The Supreme Court has rejected a request for it to review its May 24, 2019 judgment voiding the participation of the All Progressives Congress (APC) and its candidates in the last elections in Zamfara State.
A five-man panel of the court, led by Justice Olabode Rhodes-Vivour, in a ruling yesterday morning, struck out an application marked: SC/377/2019 filed by the APC, seeking a review of the judgment.
The court rejected effort by the lawyer to the APC, Robert Clarke (SAN), to make it take a second look at the judgment, but proceeded to strike out the application filed to that effect by the APC and Inuwa Abdulkadir (1st National Vice Chairman, North West Zone of the APC).
Respondents to the application included Senator Kabiru Garba Marafa, Sirajo Garba (listed as the first and second respondents), the Independent National Electoral Commission (INEC; listed as the 179th respondent) and 176 others.
At the mention of the case, Clarke informed the court about the pending application by his clients for the court to take a second look at its earlier judgment, particularly the consequential order, which gave the victory recorded by the APC in the last general election in the state to the People’s Democratic Party (PDP), which came second.
Lawyer to some of the respondents, Benson Igbanoi said he needed time to respond to the application because it was served on him the previous Friday.
Before the court could take a final position on how to proceed with the case, some members of the five-man panel of the court observed some inadequacies in the procedure adopted by the applicants, noting that the application was intended for the court to review its earlier decision, without providing a valid basis for such exercise.
Justice Ejembi Eko noted that the application was wrongly brought under Order 8 Rule16 of the Supreme Court’s Rules.
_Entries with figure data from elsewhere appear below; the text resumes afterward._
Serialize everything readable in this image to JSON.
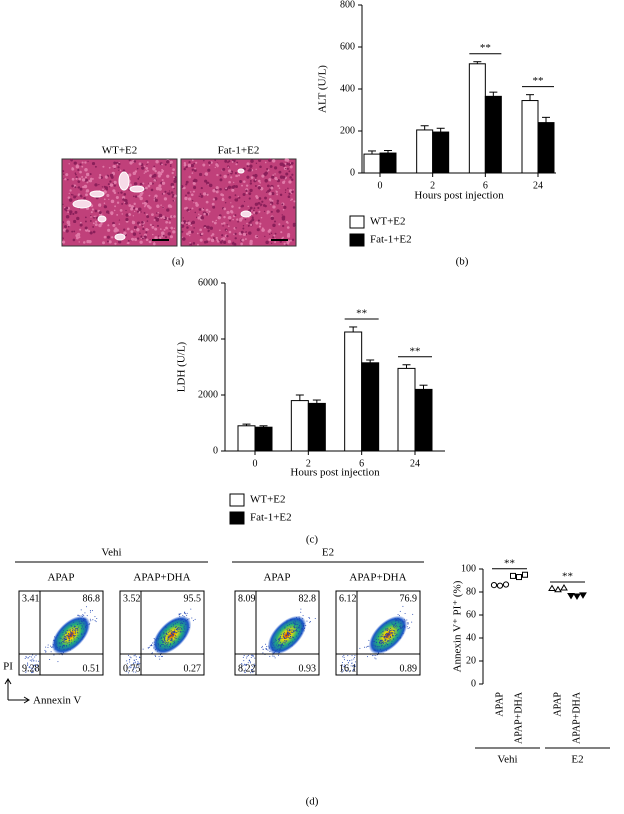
{
  "panel_a": {
    "images": [
      "WT+E2",
      "Fat-1+E2"
    ],
    "caption": "(a)"
  },
  "chart_data": [
    {
      "type": "bar",
      "y_label": "ALT (U/L)",
      "x_label": "Hours post injection",
      "categories": [
        "0",
        "2",
        "6",
        "24"
      ],
      "series": [
        {
          "name": "WT+E2",
          "color": "#ffffff",
          "values": [
            90,
            205,
            520,
            345
          ],
          "errors": [
            15,
            20,
            10,
            28
          ]
        },
        {
          "name": "Fat-1+E2",
          "color": "#000000",
          "values": [
            95,
            195,
            365,
            240
          ],
          "errors": [
            12,
            18,
            20,
            25
          ]
        }
      ],
      "ylim": [
        0,
        800
      ],
      "yticks": [
        0,
        200,
        400,
        600,
        800
      ],
      "annotations": [
        {
          "text": "**",
          "category": "6"
        },
        {
          "text": "**",
          "category": "24"
        }
      ],
      "caption": "(b)"
    },
    {
      "type": "bar",
      "y_label": "LDH (U/L)",
      "x_label": "Hours post injection",
      "categories": [
        "0",
        "2",
        "6",
        "24"
      ],
      "series": [
        {
          "name": "WT+E2",
          "color": "#ffffff",
          "values": [
            900,
            1800,
            4250,
            2950
          ],
          "errors": [
            60,
            200,
            180,
            130
          ]
        },
        {
          "name": "Fat-1+E2",
          "color": "#000000",
          "values": [
            850,
            1700,
            3150,
            2200
          ],
          "errors": [
            50,
            120,
            100,
            150
          ]
        }
      ],
      "ylim": [
        0,
        6000
      ],
      "yticks": [
        0,
        2000,
        4000,
        6000
      ],
      "annotations": [
        {
          "text": "**",
          "category": "6"
        },
        {
          "text": "**",
          "category": "24"
        }
      ],
      "caption": "(c)"
    },
    {
      "type": "dot",
      "y_label": "Annexin V⁺ PI⁺ (%)",
      "categories": [
        "APAP",
        "APAP+DHA",
        "APAP",
        "APAP+DHA"
      ],
      "groups": [
        "Vehi",
        "E2"
      ],
      "values": [
        [
          86,
          85.5,
          86.5
        ],
        [
          94,
          93,
          95
        ],
        [
          83,
          82,
          83.5
        ],
        [
          77,
          76.5,
          77.5
        ]
      ],
      "ylim": [
        0,
        100
      ],
      "yticks": [
        0,
        20,
        40,
        60,
        80,
        100
      ],
      "annotations": [
        {
          "text": "**",
          "group": "Vehi"
        },
        {
          "text": "**",
          "group": "E2"
        }
      ]
    }
  ],
  "panel_d_flow": {
    "y_axis": "PI",
    "x_axis": "Annexin V",
    "caption": "(d)",
    "groups": [
      {
        "name": "Vehi",
        "plots": [
          {
            "label": "APAP",
            "ul": 3.41,
            "ur": 86.8,
            "ll": 9.28,
            "lr": 0.51
          },
          {
            "label": "APAP+DHA",
            "ul": 3.52,
            "ur": 95.5,
            "ll": 0.75,
            "lr": 0.27
          }
        ]
      },
      {
        "name": "E2",
        "plots": [
          {
            "label": "APAP",
            "ul": 8.09,
            "ur": 82.8,
            "ll": 8.22,
            "lr": 0.93
          },
          {
            "label": "APAP+DHA",
            "ul": 6.12,
            "ur": 76.9,
            "ll": 16.1,
            "lr": 0.89
          }
        ]
      }
    ]
  }
}
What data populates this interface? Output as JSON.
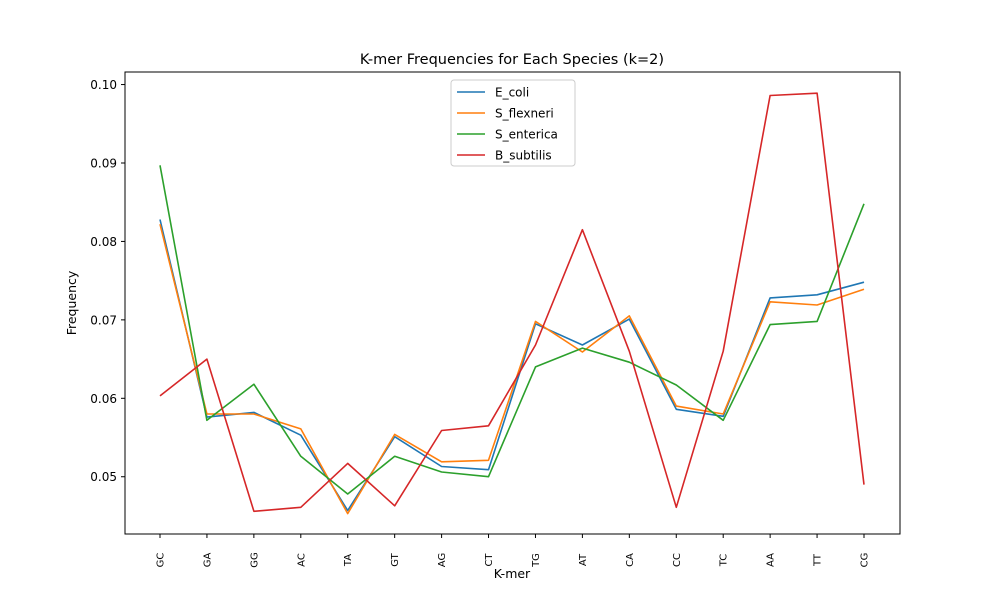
{
  "chart_data": {
    "type": "line",
    "title": "K-mer Frequencies for Each Species (k=2)",
    "xlabel": "K-mer",
    "ylabel": "Frequency",
    "categories": [
      "GC",
      "GA",
      "GG",
      "AC",
      "TA",
      "GT",
      "AG",
      "CT",
      "TG",
      "AT",
      "CA",
      "CC",
      "TC",
      "AA",
      "TT",
      "CG"
    ],
    "ylim": [
      0.0427,
      0.1016
    ],
    "yticks": [
      0.05,
      0.06,
      0.07,
      0.08,
      0.09,
      0.1
    ],
    "ytick_labels": [
      "0.05",
      "0.06",
      "0.07",
      "0.08",
      "0.09",
      "0.10"
    ],
    "grid": false,
    "legend_position": "upper center",
    "series": [
      {
        "name": "E_coli",
        "color": "#1f77b4",
        "values": [
          0.0828,
          0.0576,
          0.0582,
          0.0553,
          0.0457,
          0.0551,
          0.0513,
          0.0509,
          0.0695,
          0.0668,
          0.0701,
          0.0586,
          0.0577,
          0.0728,
          0.0732,
          0.0748
        ]
      },
      {
        "name": "S_flexneri",
        "color": "#ff7f0e",
        "values": [
          0.0822,
          0.058,
          0.058,
          0.0561,
          0.0453,
          0.0554,
          0.0519,
          0.0521,
          0.0698,
          0.0659,
          0.0705,
          0.059,
          0.058,
          0.0723,
          0.0719,
          0.0739
        ]
      },
      {
        "name": "S_enterica",
        "color": "#2ca02c",
        "values": [
          0.0897,
          0.0572,
          0.0618,
          0.0526,
          0.0478,
          0.0526,
          0.0506,
          0.05,
          0.064,
          0.0664,
          0.0646,
          0.0617,
          0.0572,
          0.0694,
          0.0698,
          0.0848
        ]
      },
      {
        "name": "B_subtilis",
        "color": "#d62728",
        "values": [
          0.0603,
          0.065,
          0.0456,
          0.0461,
          0.0517,
          0.0463,
          0.0559,
          0.0565,
          0.0668,
          0.0815,
          0.066,
          0.0461,
          0.066,
          0.0986,
          0.0989,
          0.049
        ]
      }
    ]
  }
}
Justice Amina Augie noted that the grounds on which the application was brought do not qualify for the court to review its earlier decision.
Justices John Okoro and Amiru Sanusi noted that since the case, on which the earlier judgment was given, was a pre-election case for which the Constitution allows the Supreme Court 60 days to determine, the court no longer has jurisdiction to revisit the case, having given its judgment.
Ruling, Justice Rhodes-Vivour said the application was incompetent on the grounds that only the lead judgment, out of five copies of the earlier judgment, was attached to the application.
The judge added that since the 60 days within which the court was to determine pre-election cases has elapsed, the court no longer has jurisdiction to take any further steps.
“If all the necessary documents that are supposed to have been brought are not brought, then the application is incompetent. The appellant only filed an appeal on only the lead judgment, leaving the judgment by other members of the panel.
“The Supreme Court has no jurisdiction over the matter because anything that has to do with pre-election matter must be brought within 60 days after a decision had been delivered,’’ he said.
Justice Rhodes-Vivour also held that the consequential order made was part of the pre-election matter and it was an abuse asking the apex court to review its judgment or orders.
“We don’t seat on appeal over our own decision. We have no jurisdiction over this matter,’’ Justice Rhodes-Vivour declared.
He thereafter proceeded to strike out the application.
The APC had, in the application, prayed the court for “an order to review, amend, correct and or set aside the consequential order made by this court in its judgment in appeal No: SC/377/2019 delivered on Friday, the 24th day of May, 2019, particularly the consequential order ‘that candidates of the parties, other than the first appellant, with the highest votes and the required spread stand elected to the various offices that were contested for in Zamfara State in the 2019 general elections’ and in its place, a consequential order that a fresh election be conducted by the 179th respondent, the Independent National Electoral Commission (INEC) within the time specified into all the various elective positions in Zamfara State.”
The applicants had, in support of the application, argued that Justices of the Supreme Court failed to take into consideration the provision of Section 77(2), 117(2), 132(5) and 187(5) of the 1999 Constitution of the Federal Republic of Nigeria, Article 13 of the African Charter on Human and Peoples Rights and the numerous extant decided in Garo v. Gwarzo (2008) 1LRECN p.297, paras C-E, among others.
They argued that “at the hearing of and as manifested in the lead judgment, the Supreme Court completely disregarded the extant judgment of the Zamfara State High Court in suit No: ZMS/GS/52/2018, which gave legality to both the first applicant/appellant (APC) to present its candidates to the 179th respondent (INEC) and for the 179th respondent to conduct elections into the various elective offices in Zamfara State.
“The consequential order made by this court in this appeal has made non-parties to the appeal to unjustifiably benefit from the outcome of the appeal contrary to the age-long decided authorities by this same court.”